Aquellos días los recuerdo con esa sensación de silencio que envuelve todo cuando cae la nieve, aunque no por la nieve sino porque fueron unos días calmados y alegres para nosotros. A mí no me gustaba quedarme en el comedor del colegio y hoy me doy cuenta de que lo que no me gustaba era el ajetreo y el ruido terrible de tantos niños y tantos cubiertos chocando. En casa empezamos a ayudar a nuestros padres a cocinar. Un día Mikel, otro día yo€ nos poníamos el delantal y, subidos en una silla, dábamos forma a las albóndigas como la mejor plastilina que pudiera haber, o empanábamos los filetes a golpes de puño. Luego nos sabía todo mucho mejor: comíamos algo que habíamos preparado nosotros y nos sentíamos importantes.

Hasta esos momentos nuestra vida era el colegio, el patio y las actividades de la tarde.
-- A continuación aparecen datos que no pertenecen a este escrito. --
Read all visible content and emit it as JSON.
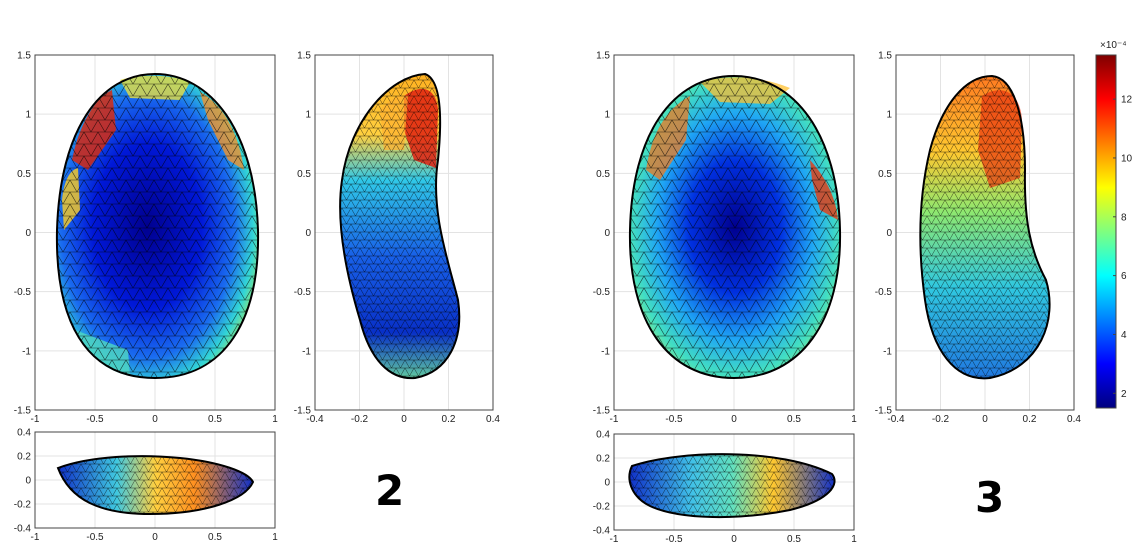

A nuestros padres les veíamos bastante poco: por la mañana la abuela se ocupaba de llevarnos al colegio y bastantes tardes estábamos con ella y el abuelo. De esto te das cuenta con los años, claro. Pero siempre que hemos hablado de aquellos momentos, los hermanos coincidimos en que fueron días muy felices. ¡Qué bien lo pasamos juntos! Nuestra madre fue guardando los envases de la leche, los lavaba y luego se convertían en piezas gigantes con las que construíamos altísimas murallas o castillos para nuestros juegos. Y nuestro padre se convertía en un cocodrilo poniéndose encima la manta verde del sofá y nos perseguía por toda la casa haciéndonos reír y gritar de emoción.

Días felices, sí. Ahora lo podemos decir. Entonces fueron momentos muy angustiosos para mucha gente que cayó enferma y tuvo que quedarse días y días encerrada en su habitación. Y lo peor, que muchos abuelos murieron (la abuela de Nico, el abuelo de Jaime, nuestra vecina del 2º, la señora Mª Ángeles, el vecino José del rellano de los abuelos, el que una vez nos dio un camión de juguete€ y muchos más) No pudieron siquiera despedirles ni hacerles funerales. La gente entonces ni podía abrazarse ni tener el más mínimo contacto, según cuentan.

Desde entonces, cada año por estas fechas todas las familias nos encerramos en casa un fin de semana entero. No hacemos ningún otro plan. No atendemos el móvil ni las redes sociales, ni nos llevamos trabajo ni nada: tiempo exclusivo para estar juntos y recordar aquellos momentos y las cosas importantes que aprendieron. Cada uno apunta en un papel algo por lo que da gracias y lo leemos antes de empezar a comer y terminamos brindando por la vida. Por la tarde, en recuerdo de todo aquello que fue muerte pero también fue vida, a las 20 horas salimos a las ventanas y pasamos un buen rato aplaudiendo mientras el cielo se llena de fuegos artificiales de mil colores.